VIENNA, Austria – It is perhaps fitting that our visit to Europe to observe some of the commemorations of the 70th anniversary of the end of World War II should come to a close in Vienna.
Adolf Hitler, who was born in a small Austrian town about 170 miles west of here, came to Vienna as an impoverished young man to work as a hotel janitor. Later, he settled in Germany where he founded the Nazi party, ordered the annexation of Austria into Germany in 1938, led Germany to defeat in WW II and committed suicide in his Berlin bunker on April 30, 1945.
Ceremonies observing the war’s end continue to be held throughout Austria and Europe, and those in Vienna have been particularly moving, such as speeches given by a Nazi concentration camp survivor and an underground resistance fighter as well as memorials held at the Monument Against War and Fascism, a stark grouping of white statues honoring the victims of Nazism when this nation was under the yoke of Hitler from 1938 to 1945.
Vienna suffered terribly during WW II. More than 5,000 citizens were killed by Allied bombings and German guns, and much of the city was reduced to ruins. An estimated 2,000 bombs were dropped, destroying 20 percent of its housing, hundreds of office buildings, factories, oil refineries and virtually all of the water, electrical and gas lines.
Following the end of the war, the Austrian Republic was reestablished under the occupation of the WW II allies France, Britain, the Soviet Union and the U.S. The occupation lasted until 1955, when Austria’s full independence was achieved during the height of the Cold War.
Because Austria remained neutral throughout the Cold War, Vienna, its capital and largest city, became the spy center of the world. Located between the capitalist West and the Soviet-dominated communist East, Vienna thrived as a seething nest of secret agents and counter-intelligence operatives of all stripes.
Motion picture executives soon realized that this Cold War playground close to the mysterious Balkans would be a ripe location for exploitation and profit, and in 1949 one of the greatest spy films of all time that was centered in Vienna hit the screen.
That film, of course, was the British-made “The Third Man” which starred Orson Welles, Joseph Cotton and Trevor Howard. It’s screenplay was written by Graham Greene, the noted English novelist who also wrote “Confidential Agent,” “The Quiet American,” “Our Man in Havana” and “The Human Factor.” Greene himself served as a spy, working as an undercover agent for Britain’s M16 secret intelligence agency during WW II.
Set in post-WW II Vienna, a city devastated by colossal piles of rubble, bombed-out buildings, black-marketing, desperate poverty and infighting between its four occupying powers, the motion picture portrays Welles as Harry Lime, an expatriate American murderer, con-man and racketeer who makes his living selling diluted penicillin to local hospitals and clinics.
Patients who received the doctored penicillin, many of whom were children, died horrible, lingering deaths caused by meningitis and other dread diseases. Some of those infected went insane.
Orson Welles, the star of the film, who died in 1989, would have turned 100 two months ago.
All exteriors and many of the interiors of “The Third Man,” which features a haunting musical theme played on a zither, were filmed in Vienna.
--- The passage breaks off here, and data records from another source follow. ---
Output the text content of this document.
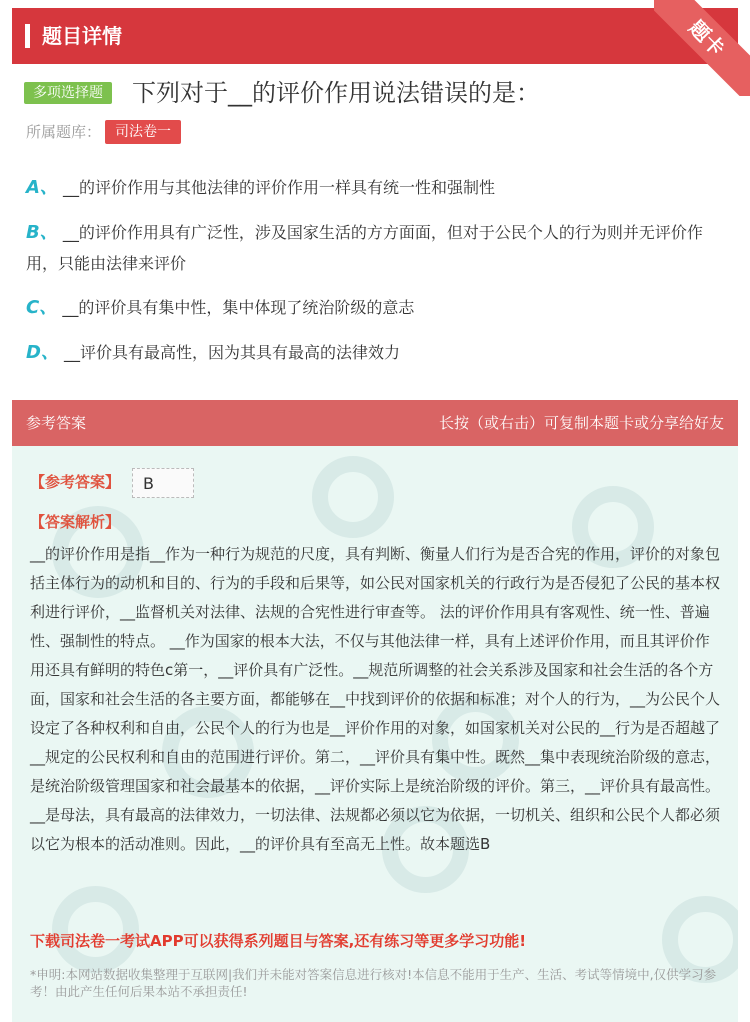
题目详情	题卡
多项选择题	下列对于__的评价作用说法错误的是：
所属题库： 司法卷一
A、 __的评价作用与其他法律的评价作用一样具有统一性和强制性
B、 __的评价作用具有广泛性，涉及国家生活的方方面面，但对于公民个人的行为则并无评价作用，只能由法律来评价
C、 __的评价具有集中性，集中体现了统治阶级的意志
D、 __评价具有最高性，因为其具有最高的法律效力
参考答案	长按（或右击）可复制本题卡或分享给好友
【参考答案】	B
【答案解析】
__的评价作用是指__作为一种行为规范的尺度，具有判断、衡量人们行为是否合宪的作用，评价的对象包括主体行为的动机和目的、行为的手段和后果等，如公民对国家机关的行政行为是否侵犯了公民的基本权利进行评价，__监督机关对法律、法规的合宪性进行审查等。 法的评价作用具有客观性、统一性、普遍性、强制性的特点。 __作为国家的根本大法，不仅与其他法律一样，具有上述评价作用，而且其评价作用还具有鲜明的特色c第一，__评价具有广泛性。__规范所调整的社会关系涉及国家和社会生活的各个方面，国家和社会生活的各主要方面，都能够在__中找到评价的依据和标准；对个人的行为，__为公民个人设定了各种权利和自由，公民个人的行为也是__评价作用的对象，如国家机关对公民的__行为是否超越了__规定的公民权利和自由的范围进行评价。第二，__评价具有集中性。既然__集中表现统治阶级的意志，是统治阶级管理国家和社会最基本的依据，__评价实际上是统治阶级的评价。第三，__评价具有最高性。__是母法，具有最高的法律效力，一切法律、法规都必须以它为依据，一切机关、组织和公民个人都必须以它为根本的活动准则。因此，__的评价具有至高无上性。故本题选B
下载司法卷一考试APP可以获得系列题目与答案,还有练习等更多学习功能!
*申明:本网站数据收集整理于互联网|我们并未能对答案信息进行核对!本信息不能用于生产、生活、考试等情境中,仅供学习参考！由此产生任何后果本站不承担责任!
They include the giant ferris wheel in the Prater Amusement park where Welles is confronted by pulp fiction writer Cotton, his hapless, former childhood friend who becomes entangled in a widening web of deception and murder, the sewers where Welles was chased by the police, the Central Cemetery where he was buried after being shot by the authorities and the Mozart Café, Opera House and several churches.
This month, a just-completed, high-definition digital restoration of the original black-and-white 35mm film, which greatly enhances its contrast, sound, color and nocturnal scenes of Vienna’s post-war destitution, will begin showing at theaters in the U.S. and abroad.
As for Vienna today ... it has been completely rebuilt and regains its reputation as a beautiful city of culture, art and music.
The city’s parks host thousands of picknickers, sunbathers, counterculturalists and sports addicts, as evidenced by the photo accompanying this column.
But Vienna also is reacquiring its reputation as a “den of spies” because of the proliferation of intelligence agents and conspirators seeking to ferret out the secrets and methods of operation of the diplomats and international agencies headquartered here that are attempting to eradicate drug and human trafficking, organized crime, the clandestine sale of heavy weapons to Third World nations and the recruitment of young Muslims living in the West to join Islamist terrorist cells in the Middle East.
Meanwhile, I’m looking forward to seeing the new digital version of “The Third Man” which will soon be showing in movie houses across the the U.S.